Trans-Tasman AWS partner Fronde has won a cloud migration for major outdoor clothing retailer Kathmandu.

The retailer, which has more than 150 bricks and mortar stores in New Zealand, Australia and the UK, replaced its previous unnamed infrastructure provider with Fronde after an outage during its 2014 winter sale.

Peak demand resulted in a slow or unresponsive site, to which the retailer’s infrastructure provider at the time “wasn’t able to respond” fast enough, according to Kathmandu web development manager James Deane.

He said it took around 12 hours for the issue to be resolved, with costs resulting from an increase in traffic to a call centre.

Kathmandu turned to Fronde, a New Zealand-headqaurtered cloud integrator whose Australian business placed No.14 in the 2014 CRN Fast50 with local revenue of $5.6 million.

Fronde migrated the retailer’s site, based on the Magento e-commerce platform, to AWS. The systems run in the AWS Sydney region, with redundancy across availability zones. Features include EC23 instances for compute, Amazon RDS for database, Amazon VPC for network topology and EC2 autoscaling. Fronde is also supplying managed services for the application platform.

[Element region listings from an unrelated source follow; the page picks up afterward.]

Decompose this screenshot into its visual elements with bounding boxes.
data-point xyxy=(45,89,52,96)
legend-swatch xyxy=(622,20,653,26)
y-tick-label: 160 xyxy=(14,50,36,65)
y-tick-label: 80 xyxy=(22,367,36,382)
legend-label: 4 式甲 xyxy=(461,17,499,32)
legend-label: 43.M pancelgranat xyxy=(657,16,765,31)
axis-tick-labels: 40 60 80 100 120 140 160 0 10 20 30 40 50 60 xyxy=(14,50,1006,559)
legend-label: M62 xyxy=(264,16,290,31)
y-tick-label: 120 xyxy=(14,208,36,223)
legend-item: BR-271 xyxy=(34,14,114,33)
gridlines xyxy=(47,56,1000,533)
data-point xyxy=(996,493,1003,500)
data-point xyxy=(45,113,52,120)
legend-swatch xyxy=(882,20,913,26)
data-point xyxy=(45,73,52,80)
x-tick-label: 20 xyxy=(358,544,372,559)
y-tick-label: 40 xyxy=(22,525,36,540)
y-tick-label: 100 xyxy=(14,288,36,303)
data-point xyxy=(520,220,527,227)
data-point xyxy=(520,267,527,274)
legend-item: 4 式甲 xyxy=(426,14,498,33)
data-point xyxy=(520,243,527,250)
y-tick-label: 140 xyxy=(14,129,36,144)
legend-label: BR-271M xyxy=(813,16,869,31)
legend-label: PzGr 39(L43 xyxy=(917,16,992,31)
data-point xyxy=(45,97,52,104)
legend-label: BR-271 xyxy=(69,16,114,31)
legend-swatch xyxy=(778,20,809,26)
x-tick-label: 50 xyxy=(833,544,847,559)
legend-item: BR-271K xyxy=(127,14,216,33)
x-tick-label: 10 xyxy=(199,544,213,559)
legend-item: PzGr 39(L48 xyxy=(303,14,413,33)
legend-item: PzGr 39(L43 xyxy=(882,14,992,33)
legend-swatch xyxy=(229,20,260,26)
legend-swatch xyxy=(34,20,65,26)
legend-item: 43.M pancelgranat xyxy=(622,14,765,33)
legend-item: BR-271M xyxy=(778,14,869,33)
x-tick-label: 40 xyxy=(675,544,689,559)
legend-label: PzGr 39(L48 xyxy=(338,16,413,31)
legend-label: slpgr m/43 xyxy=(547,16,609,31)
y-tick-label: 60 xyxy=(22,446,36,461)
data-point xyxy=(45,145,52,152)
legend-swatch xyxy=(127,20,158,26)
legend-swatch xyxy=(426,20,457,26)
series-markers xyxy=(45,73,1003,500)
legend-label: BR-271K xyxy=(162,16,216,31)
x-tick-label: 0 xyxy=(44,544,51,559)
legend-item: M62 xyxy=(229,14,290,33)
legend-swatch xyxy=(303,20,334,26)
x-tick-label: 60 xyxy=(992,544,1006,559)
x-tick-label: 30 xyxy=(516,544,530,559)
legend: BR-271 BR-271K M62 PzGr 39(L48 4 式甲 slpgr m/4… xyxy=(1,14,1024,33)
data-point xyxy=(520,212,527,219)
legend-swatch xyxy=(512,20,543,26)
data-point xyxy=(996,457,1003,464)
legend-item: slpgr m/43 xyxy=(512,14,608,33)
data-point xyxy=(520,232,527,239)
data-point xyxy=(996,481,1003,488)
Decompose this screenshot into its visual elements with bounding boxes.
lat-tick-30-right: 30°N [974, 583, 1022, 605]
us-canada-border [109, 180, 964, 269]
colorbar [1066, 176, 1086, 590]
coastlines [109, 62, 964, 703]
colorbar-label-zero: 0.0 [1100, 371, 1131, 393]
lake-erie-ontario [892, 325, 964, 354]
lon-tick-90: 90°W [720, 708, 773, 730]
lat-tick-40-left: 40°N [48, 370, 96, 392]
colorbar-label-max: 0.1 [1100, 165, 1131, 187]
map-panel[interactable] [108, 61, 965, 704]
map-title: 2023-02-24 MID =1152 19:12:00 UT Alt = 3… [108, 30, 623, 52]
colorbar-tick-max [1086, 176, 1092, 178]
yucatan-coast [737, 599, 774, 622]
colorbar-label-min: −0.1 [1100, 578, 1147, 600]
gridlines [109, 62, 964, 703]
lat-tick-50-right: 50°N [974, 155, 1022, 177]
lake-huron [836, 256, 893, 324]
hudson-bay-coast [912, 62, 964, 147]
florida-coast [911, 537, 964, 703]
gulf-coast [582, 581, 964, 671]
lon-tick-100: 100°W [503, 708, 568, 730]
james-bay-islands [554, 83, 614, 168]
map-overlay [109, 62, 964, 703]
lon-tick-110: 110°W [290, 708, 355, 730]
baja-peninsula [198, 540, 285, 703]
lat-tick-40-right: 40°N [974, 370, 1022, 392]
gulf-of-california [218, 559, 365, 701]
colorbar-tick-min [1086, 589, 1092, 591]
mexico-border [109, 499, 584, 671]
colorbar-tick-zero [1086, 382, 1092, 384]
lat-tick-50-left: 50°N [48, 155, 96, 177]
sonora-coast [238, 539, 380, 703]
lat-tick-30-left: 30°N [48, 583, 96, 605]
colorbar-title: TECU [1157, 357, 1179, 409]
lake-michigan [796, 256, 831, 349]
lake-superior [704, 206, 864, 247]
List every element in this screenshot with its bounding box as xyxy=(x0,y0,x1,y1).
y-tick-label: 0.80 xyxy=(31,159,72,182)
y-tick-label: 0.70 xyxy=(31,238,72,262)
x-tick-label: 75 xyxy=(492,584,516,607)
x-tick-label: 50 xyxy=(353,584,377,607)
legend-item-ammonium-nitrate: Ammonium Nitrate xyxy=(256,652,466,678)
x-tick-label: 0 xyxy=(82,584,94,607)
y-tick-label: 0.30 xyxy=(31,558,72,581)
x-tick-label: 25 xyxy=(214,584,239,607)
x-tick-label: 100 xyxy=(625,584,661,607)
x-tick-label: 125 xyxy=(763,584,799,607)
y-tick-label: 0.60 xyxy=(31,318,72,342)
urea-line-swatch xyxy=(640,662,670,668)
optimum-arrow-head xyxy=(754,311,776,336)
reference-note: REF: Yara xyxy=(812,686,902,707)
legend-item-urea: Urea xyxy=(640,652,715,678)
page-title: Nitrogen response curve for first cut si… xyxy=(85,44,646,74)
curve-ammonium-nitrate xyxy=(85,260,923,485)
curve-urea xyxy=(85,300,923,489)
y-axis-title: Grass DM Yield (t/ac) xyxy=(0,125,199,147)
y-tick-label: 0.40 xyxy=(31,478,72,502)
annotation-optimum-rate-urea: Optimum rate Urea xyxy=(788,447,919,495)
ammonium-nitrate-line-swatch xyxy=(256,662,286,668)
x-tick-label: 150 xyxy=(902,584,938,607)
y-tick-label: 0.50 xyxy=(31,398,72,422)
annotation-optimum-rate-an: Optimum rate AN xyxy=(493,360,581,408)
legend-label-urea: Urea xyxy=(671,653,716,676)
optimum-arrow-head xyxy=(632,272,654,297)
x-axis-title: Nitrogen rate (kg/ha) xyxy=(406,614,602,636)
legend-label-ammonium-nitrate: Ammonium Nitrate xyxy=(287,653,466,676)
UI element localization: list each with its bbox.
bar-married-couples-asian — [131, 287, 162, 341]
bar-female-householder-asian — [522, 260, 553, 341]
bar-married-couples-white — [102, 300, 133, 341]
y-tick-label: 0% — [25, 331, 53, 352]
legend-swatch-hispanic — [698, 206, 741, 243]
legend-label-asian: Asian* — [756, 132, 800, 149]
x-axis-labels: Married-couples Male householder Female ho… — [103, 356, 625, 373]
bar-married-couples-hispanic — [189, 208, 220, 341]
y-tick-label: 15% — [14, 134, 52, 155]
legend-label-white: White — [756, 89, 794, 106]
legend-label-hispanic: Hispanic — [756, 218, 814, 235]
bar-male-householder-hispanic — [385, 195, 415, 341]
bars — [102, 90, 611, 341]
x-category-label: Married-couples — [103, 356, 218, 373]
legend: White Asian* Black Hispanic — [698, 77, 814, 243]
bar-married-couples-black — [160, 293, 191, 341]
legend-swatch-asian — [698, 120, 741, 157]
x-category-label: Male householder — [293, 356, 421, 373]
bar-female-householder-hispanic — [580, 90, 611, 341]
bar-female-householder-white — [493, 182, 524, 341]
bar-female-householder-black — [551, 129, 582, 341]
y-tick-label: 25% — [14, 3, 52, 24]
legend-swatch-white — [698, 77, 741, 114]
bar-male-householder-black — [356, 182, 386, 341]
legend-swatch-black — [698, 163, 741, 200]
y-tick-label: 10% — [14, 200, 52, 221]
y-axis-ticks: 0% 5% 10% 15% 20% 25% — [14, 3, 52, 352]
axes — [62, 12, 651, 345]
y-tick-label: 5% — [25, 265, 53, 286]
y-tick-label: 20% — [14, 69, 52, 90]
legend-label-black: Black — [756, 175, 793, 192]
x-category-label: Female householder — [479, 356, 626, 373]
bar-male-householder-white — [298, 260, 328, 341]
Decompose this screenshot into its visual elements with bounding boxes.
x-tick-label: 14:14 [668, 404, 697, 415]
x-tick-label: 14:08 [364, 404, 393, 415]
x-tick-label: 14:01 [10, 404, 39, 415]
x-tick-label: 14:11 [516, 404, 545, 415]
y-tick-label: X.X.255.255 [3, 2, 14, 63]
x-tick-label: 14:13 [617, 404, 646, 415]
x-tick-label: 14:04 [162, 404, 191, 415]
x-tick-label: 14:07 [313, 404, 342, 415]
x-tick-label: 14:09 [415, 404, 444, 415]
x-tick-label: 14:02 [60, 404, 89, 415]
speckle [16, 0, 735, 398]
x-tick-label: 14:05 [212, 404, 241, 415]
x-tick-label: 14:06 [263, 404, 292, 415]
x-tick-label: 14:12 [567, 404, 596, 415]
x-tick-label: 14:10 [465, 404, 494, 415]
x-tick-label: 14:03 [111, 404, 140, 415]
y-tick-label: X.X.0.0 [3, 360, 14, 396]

“The benefit for us is that we only pay for servers when we need them,” said Deane. “We needed a solution that would allow customers to shop online at any time of the year from anywhere – including peak sale periods – and enjoy a fantastic experience.”

Until that point, the company had been paying a flat-rate for peak requirements, which were only needed for 20 days of the year. The previous system could handle traffic generated on 345 days of the year, but had difficulty during sales.

The retailer is now working on introducing the ability for customers to rate and review products, and will also introduce the option of ordering online and picking up a product in the store.

It’s one of several technology projects for Kathmandu in the last few years. In 2013 it announced a move to Microsoft Dynamics for its backend systems and point of sale, with a two-year, multimillion-dollar deal with Sable Systems, a Melbourne-based reseller that twice appeared in the CRN Fast50, first in 2011 and then in 2013.

The retailer also tapped Dimension Data in 2013 for cloud infrastructure to support its Dynamics rollout, provide test environments during various projects and to support global expansion.